Given that the blooms imbue their infusing medium with that incredible scent, honeysuckle wine demanded to be made. I found the recipe at Amber Shehan’s blog (Honeysuckle Wine – One Gallon Recipe) and set out to harvest six cups of flowers!
Even dressed in a long-sleeved shirt, face shield, hat, and pants tucked into boots, it was difficult not to feel a bit creeped out by the various bugs that came out of the foliage and sometimes ended up on my (gloved) hands. There were spiders, beetles, leaf hoppers, and various other strange and curious creatures. None bit me, but later that night, I had the odd sensation of something crawling in my hair. Imaginary, of course…but yikes.
After harvesting the blooms, I still needed to remove the green piece at the base (Amber clarifies that this is the sepal) from each and every one.
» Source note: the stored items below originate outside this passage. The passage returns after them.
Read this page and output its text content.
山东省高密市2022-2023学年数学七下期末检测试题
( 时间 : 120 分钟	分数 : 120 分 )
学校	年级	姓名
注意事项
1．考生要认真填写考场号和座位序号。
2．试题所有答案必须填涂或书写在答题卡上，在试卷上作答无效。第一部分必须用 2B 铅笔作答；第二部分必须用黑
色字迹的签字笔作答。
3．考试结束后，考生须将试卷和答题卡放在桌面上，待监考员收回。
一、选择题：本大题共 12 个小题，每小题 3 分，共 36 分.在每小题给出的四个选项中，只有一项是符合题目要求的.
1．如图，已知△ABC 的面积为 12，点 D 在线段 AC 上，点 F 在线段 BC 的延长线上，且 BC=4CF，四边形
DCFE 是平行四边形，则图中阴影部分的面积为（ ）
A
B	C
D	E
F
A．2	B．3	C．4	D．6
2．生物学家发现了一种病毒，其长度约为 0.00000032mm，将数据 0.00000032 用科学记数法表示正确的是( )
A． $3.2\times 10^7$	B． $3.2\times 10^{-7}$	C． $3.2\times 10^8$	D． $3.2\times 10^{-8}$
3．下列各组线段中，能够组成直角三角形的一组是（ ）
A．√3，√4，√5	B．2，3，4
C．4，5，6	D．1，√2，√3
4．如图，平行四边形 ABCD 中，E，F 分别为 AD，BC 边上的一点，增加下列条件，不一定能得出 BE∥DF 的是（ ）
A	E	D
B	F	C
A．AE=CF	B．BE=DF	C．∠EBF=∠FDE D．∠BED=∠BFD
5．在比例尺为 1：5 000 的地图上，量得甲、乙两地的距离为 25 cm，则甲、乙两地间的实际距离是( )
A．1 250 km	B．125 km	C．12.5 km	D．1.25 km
I began by cutting with a paring knife, but quickly switched to pinching the part off with my fingers. It took a while, but it was finally done and I was able to move to the next step – making the sugar water and pouring it over the prepared flowers and raisins. I let it steep overnight, then strained off the solids the next day, and pitched the yeast.
The small amount of Premier Cuvée (champagne) yeast didn’t seem to be doing much, so I added a teaspoon of yeast nutrient and more yeast the next day. The following day, while it looked very still, stirring revealed that it was actually very actively fermenting. Unlike fruit-based wine, this ferment doesn’t seem to create much foam, but it definitely fizzes when stirred.
Per the recipe, I’ll sample the brew in a month and rack it to a clean secondary fermenter. The must already smells wonderfully fragrant from that heavenly honeysuckle…if the finished wine retains that perfume, it will really be something special!